Anyway, back in April I announced on my Twitter and Facebook that I was moving to Cleveland this summer, and that I’d post a .journal entry about the whole thing in May. This is, in a way, the culmination of something I’d been working on since I finished my MA, albeit on-and-off in the months after Dad’s death. The original plan didn’t actually turn out the way I’d hoped, but when it became evident that things might not work out like I’d hoped, I immediately began making alternate plans. Opportunities had presented themselves to me, and I was in a position to take advantage of them, and as much as the thought of moving scared me — it still scares me, to be honest — it was something that needed to be done, if only for my own personal growth and development.
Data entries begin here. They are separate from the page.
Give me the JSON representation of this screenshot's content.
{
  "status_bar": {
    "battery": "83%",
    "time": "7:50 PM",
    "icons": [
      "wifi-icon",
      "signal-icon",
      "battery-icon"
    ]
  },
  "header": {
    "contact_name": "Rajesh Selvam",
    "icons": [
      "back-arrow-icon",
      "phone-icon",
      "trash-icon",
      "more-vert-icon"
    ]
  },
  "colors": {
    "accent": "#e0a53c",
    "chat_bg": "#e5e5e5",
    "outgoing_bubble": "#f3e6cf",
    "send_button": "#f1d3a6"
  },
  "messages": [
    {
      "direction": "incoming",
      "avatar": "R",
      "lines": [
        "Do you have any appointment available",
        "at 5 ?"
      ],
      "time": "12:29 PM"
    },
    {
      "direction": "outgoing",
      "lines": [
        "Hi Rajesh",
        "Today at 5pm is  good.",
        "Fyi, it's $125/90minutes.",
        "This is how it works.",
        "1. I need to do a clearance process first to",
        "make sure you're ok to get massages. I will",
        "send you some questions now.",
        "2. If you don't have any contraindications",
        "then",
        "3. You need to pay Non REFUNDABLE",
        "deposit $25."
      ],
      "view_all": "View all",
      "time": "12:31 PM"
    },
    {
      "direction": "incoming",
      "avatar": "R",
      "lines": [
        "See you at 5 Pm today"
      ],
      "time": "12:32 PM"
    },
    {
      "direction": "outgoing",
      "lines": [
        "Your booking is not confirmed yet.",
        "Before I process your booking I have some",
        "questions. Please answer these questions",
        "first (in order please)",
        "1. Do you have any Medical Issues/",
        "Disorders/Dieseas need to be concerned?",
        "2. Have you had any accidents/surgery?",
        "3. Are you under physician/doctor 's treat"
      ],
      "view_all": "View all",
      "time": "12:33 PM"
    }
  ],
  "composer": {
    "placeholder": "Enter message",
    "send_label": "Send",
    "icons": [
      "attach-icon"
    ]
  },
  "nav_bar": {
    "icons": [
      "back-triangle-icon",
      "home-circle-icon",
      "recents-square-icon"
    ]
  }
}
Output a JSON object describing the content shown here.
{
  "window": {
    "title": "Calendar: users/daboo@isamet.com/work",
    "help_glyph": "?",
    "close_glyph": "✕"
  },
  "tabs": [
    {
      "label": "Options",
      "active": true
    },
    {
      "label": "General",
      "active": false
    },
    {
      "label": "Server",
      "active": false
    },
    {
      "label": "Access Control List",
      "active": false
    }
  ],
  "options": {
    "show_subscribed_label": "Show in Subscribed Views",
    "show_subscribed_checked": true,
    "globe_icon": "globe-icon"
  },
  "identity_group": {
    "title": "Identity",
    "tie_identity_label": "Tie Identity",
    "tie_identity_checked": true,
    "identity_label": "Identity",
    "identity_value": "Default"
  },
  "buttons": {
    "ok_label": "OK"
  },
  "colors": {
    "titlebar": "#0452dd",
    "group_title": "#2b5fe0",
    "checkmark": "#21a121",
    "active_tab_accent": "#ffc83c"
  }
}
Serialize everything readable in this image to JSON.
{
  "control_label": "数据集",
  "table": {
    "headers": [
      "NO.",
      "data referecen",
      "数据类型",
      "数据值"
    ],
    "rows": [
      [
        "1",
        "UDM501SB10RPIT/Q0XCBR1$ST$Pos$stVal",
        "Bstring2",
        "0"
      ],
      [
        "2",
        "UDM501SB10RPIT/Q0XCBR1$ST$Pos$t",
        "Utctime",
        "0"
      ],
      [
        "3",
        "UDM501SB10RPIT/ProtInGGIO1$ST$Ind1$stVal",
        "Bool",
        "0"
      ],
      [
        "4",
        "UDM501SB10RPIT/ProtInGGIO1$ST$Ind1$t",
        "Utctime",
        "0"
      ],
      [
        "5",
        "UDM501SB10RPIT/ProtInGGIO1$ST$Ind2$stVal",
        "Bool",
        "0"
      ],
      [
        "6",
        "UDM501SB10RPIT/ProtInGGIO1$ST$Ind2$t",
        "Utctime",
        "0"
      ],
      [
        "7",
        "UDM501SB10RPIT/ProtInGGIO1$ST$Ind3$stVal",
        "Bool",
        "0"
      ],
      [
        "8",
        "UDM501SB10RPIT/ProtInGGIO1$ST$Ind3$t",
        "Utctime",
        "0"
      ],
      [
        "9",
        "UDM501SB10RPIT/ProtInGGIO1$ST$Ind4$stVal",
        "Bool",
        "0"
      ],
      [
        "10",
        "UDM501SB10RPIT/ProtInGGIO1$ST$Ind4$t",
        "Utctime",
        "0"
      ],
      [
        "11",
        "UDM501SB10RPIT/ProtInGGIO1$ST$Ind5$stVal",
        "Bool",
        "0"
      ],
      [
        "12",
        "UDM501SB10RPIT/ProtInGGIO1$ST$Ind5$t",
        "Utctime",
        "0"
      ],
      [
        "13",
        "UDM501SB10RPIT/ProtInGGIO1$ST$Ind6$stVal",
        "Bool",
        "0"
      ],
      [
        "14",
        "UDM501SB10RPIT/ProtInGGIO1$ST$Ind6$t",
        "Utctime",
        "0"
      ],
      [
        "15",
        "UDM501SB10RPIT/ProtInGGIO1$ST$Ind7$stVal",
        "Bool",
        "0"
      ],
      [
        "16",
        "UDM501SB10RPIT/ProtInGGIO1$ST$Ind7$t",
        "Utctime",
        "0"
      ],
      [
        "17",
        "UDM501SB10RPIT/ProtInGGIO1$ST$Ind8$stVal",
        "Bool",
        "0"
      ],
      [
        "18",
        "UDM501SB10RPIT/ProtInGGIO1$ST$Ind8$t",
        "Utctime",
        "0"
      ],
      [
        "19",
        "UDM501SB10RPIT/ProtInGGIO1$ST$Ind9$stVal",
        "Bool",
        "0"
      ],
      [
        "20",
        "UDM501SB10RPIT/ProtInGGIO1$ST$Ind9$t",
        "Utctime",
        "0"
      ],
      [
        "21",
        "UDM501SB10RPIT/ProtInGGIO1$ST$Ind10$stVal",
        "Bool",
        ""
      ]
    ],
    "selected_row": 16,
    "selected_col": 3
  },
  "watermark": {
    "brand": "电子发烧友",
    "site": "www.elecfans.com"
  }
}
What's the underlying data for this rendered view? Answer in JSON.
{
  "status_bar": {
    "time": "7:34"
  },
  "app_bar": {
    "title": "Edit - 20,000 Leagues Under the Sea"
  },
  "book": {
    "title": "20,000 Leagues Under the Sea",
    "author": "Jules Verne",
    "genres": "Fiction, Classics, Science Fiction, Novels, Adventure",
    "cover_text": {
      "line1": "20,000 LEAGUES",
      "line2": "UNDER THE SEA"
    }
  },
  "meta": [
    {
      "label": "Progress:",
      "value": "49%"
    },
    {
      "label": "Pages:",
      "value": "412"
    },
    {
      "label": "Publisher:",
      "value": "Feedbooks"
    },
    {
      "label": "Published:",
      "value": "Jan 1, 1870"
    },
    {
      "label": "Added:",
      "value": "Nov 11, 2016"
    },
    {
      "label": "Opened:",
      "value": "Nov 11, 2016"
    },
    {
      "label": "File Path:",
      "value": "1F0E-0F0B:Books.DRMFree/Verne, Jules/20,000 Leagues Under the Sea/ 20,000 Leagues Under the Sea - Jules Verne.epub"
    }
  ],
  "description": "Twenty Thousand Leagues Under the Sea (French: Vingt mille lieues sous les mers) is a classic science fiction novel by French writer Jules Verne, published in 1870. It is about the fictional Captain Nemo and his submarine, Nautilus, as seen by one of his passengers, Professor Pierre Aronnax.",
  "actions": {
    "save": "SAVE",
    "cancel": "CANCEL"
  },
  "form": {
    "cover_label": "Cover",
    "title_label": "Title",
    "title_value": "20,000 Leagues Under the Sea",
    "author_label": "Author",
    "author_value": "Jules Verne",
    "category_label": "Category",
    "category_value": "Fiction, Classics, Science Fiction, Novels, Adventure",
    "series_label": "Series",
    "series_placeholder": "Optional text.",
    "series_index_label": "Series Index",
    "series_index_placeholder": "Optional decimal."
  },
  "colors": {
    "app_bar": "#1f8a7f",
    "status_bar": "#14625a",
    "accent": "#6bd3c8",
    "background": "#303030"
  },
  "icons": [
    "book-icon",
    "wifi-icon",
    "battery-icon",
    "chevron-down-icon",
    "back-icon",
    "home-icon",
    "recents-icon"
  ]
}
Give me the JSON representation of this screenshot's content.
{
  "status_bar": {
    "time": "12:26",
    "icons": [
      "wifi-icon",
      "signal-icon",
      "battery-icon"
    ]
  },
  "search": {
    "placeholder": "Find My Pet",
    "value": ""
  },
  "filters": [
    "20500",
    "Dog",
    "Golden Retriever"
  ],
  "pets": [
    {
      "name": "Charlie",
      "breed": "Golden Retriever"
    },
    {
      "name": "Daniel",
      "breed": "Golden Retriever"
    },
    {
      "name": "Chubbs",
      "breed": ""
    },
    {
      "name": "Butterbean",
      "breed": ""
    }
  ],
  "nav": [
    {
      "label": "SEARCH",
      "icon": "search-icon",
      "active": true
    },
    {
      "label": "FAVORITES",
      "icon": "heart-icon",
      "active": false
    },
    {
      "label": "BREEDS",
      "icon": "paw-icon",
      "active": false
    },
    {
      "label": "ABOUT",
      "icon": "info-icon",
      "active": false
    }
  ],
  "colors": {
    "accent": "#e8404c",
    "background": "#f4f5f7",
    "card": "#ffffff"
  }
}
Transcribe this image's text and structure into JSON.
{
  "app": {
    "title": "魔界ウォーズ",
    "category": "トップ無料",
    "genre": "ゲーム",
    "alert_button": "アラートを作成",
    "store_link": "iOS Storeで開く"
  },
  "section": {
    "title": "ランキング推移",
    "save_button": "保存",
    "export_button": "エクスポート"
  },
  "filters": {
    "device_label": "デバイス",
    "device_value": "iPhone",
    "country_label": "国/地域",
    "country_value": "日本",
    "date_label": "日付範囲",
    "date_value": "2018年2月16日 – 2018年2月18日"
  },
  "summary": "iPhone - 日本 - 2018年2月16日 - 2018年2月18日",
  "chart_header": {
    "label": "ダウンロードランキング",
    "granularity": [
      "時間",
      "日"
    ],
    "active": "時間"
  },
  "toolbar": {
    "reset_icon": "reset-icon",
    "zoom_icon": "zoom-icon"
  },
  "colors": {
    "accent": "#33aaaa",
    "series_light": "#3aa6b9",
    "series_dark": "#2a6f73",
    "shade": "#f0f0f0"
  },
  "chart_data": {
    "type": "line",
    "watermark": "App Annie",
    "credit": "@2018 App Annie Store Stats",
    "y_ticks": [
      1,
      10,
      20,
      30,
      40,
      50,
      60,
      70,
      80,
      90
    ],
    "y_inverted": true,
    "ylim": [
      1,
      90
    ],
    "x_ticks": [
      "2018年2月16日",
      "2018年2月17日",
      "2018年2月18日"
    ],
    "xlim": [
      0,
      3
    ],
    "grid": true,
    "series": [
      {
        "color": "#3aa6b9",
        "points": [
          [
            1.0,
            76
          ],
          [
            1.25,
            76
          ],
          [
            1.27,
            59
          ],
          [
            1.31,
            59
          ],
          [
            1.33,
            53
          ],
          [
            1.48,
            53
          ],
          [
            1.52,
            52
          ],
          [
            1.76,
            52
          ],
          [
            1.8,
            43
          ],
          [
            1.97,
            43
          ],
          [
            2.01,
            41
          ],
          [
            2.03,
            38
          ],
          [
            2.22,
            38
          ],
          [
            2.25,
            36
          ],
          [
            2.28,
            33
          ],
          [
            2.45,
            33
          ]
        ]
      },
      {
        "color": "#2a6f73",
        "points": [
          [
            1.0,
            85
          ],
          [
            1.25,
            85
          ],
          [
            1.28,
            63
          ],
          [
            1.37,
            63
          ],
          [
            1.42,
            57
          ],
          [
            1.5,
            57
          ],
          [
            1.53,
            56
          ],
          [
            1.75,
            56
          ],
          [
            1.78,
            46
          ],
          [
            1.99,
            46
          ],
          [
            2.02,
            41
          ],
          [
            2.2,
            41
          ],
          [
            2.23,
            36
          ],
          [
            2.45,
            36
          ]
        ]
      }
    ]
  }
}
Unfortunately, instead of things falling into place like I’d hoped, they all fell right on top of my head. Starting in March I began what is probably the worst string of bad luck I’ve had in my life, and it hasn’t significantly abated. In addition to derailing a lot of my plans — not just related to moving, but also with my writing and other important aspects of my life — it’s also caused me some personal difficulties that I’ve been trying to work through with my friends.
Right now the plan is still for me to move to Cleveland as soon as it is feasible for me to do so. Unfortunately, the path there isn’t as clear as it used to be, and as hard as I’ve tried to sort things out on my own — a large part of the reason I’ve been neglecting this site — a combination of inexperience and my lousy luck has me feeling like I’ve been trying to collapse a skyscraper by repeatedly banging my head against it. I’m not giving up, though. Some days it feels like the only thing I have left is hope, but I’m not letting go of that hope.
In the meantime I haven’t been paying that much attention to politics or much of anything else, so my apologies for not blogging here. (Even when there’s been something for me to blog about, it’s been hard to get the time and energy to make a proper blog.) I don’t know how much longer this present state of affairs will last, but I’m doing what I can to make things better. They have to start getting better at some point.